The mechanics of wire-walking, Petit's inner demons, his relations with friends and lovers (Annie, played by Charlotte Le Bon, is framed as both supportive girlfriend and artist in her own right, though always second-shoe to Petit) are all treated quite cursorily. His early life is a brief comedic act, and the sparse segments of self-doubt comes over as caricature. The focus here is on Petit's love affair with the towers, not with any living individual.

Joseph Gordon-Levitt's performance as Petit embodies this with his deft weaving in and out of the upper beams of the tower's top platform. He clambers along the World Trade Center's outer edge, 110 stories above the ground, without so much as a flash of fear. He's at home here. In contrast, his friend and co-conspirator Jeff acts as the screen stand-in for the audience — petrified, sweating bullets, and trying his very best to not look down.

The film is not shy about crediting Petit with the subsequent adoption of the towers as city landmark — in fact, it seems to actively desire that attribution.
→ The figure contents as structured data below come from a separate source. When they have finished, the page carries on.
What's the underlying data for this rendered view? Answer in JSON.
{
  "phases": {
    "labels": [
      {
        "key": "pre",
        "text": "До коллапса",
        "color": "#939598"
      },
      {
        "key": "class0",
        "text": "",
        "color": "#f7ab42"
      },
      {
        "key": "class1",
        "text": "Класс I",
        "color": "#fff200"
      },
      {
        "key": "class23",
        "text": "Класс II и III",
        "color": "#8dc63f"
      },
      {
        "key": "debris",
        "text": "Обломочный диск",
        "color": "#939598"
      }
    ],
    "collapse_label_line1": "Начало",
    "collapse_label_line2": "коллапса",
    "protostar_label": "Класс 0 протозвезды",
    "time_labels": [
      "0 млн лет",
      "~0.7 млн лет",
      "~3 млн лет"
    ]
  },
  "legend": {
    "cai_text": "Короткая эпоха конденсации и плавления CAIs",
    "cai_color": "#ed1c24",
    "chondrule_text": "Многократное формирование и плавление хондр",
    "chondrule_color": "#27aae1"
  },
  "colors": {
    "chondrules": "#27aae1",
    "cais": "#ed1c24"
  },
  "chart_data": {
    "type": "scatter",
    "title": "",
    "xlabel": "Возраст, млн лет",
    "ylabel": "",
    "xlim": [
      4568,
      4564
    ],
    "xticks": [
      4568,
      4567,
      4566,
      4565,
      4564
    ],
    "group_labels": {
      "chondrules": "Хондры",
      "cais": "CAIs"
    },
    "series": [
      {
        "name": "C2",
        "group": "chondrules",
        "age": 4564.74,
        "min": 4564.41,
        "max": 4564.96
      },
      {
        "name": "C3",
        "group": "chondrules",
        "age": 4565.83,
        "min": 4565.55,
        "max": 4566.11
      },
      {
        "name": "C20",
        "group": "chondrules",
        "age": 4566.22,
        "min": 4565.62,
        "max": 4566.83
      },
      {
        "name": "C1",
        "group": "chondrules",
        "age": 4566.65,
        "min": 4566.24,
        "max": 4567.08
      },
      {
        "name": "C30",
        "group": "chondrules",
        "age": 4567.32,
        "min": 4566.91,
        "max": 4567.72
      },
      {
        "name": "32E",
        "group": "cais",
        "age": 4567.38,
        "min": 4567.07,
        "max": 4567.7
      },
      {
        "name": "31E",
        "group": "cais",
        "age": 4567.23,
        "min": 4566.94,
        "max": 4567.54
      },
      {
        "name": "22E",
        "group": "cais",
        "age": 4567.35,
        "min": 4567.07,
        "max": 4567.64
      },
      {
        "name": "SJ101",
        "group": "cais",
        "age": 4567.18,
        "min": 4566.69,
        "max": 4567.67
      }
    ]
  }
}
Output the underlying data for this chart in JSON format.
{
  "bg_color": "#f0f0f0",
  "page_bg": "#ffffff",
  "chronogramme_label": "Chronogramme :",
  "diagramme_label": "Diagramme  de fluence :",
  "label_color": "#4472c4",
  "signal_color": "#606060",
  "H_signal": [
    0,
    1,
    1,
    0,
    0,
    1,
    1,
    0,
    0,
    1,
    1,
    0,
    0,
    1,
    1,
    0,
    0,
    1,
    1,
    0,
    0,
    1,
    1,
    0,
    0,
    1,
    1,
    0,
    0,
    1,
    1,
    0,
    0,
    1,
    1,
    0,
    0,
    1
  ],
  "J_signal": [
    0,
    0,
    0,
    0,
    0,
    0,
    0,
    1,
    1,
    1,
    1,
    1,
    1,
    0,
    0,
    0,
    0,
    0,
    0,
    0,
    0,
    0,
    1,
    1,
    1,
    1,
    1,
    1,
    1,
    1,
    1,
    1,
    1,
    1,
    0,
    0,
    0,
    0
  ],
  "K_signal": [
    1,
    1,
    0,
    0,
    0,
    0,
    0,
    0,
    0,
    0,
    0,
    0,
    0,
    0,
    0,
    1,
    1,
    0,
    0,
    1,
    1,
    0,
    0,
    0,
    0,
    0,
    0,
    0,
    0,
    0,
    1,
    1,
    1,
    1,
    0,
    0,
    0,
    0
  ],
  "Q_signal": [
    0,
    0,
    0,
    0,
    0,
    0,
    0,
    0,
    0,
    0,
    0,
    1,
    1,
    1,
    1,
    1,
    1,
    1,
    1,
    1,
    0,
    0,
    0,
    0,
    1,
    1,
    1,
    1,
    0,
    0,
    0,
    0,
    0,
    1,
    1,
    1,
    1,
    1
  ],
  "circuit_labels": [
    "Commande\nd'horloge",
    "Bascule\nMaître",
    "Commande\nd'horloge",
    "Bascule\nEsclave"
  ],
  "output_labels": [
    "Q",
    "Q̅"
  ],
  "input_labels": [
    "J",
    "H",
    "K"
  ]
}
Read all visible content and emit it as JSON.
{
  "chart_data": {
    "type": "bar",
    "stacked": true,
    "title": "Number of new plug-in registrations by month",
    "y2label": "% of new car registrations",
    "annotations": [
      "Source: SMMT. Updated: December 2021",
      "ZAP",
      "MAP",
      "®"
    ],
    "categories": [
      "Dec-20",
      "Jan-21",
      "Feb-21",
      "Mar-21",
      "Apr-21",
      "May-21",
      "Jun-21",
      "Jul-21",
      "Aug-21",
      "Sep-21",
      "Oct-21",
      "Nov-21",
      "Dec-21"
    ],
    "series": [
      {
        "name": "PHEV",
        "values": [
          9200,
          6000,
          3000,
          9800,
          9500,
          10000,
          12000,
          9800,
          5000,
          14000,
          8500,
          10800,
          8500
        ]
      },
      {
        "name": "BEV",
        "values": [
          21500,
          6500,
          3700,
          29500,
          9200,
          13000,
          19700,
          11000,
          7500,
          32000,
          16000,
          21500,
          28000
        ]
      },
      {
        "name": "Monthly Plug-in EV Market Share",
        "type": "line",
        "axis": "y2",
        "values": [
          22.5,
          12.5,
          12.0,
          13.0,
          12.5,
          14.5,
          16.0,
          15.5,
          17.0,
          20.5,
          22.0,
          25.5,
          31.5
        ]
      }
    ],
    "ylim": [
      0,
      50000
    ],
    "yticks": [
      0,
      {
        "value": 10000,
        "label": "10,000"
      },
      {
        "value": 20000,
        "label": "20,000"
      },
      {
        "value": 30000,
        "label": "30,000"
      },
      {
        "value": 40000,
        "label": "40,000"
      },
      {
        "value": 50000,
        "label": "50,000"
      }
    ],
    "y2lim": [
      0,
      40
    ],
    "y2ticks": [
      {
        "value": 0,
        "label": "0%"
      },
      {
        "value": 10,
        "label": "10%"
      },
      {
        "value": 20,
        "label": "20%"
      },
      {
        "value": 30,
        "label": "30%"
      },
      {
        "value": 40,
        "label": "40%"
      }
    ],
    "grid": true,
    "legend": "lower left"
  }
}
In an early scene, one insider asks Petit why he's so fixated on the structures, incomplete and unattractive as they are. To him, though, they are gorgeous; a symbol of possibility, the possibility of the "artistic crime of the century." So when Petit finally steps out onto the wire, one giddy observer proclaims his love for the towers. The chief architect of the World Trade Center bestows on Petit a lifetime pass to the observatory. When he completes one trip across the wire, Petit feels the other tower beckoning him back and he eventually traverses a total of six times. A cop — one of the arresting officers — congratulates him on his gumption.

In the end, it is a Frenchman who christens the new masters of the New York City skyline. Amid the political and cultural turmoil that accompanied their construction, it's easy to see how only an outsider could bring a new perspective to notoriously crotchety New Yorkers. And perhaps the World Trade Center was just a little too New York — quirky, imperfect, inaccessible, and not at all easy to grasp, but fundamentally of the city. As a result, the confrontation between cityscape and city residents is a clash of personalities that are a bit too similar to jibe without a mediator. Petit might be that mediator, or at least, this is what The Walk proposes.

From his perch on the Statue of Liberty from which he narrates the film, Gordon-Levitt's incarnation of Petit recounts the history of his lifetime pass to the World Trade Center observation deck. Where there would normally be an expiration date, the number was scrawled out and in its place was inscribed, "forever." It's a poignant reminder that even the seeming permanence of a skyscraper isn't really everlasting, and it serves as a necessary admission that, in the end, The Walk is sheer reconstruction in the aftermath of 9/11. But now, with the Freedom Tower seen by many New Yorkers as a similar blight on the city, One World Trade Center might just need a new Philippe Petit to bring it to life.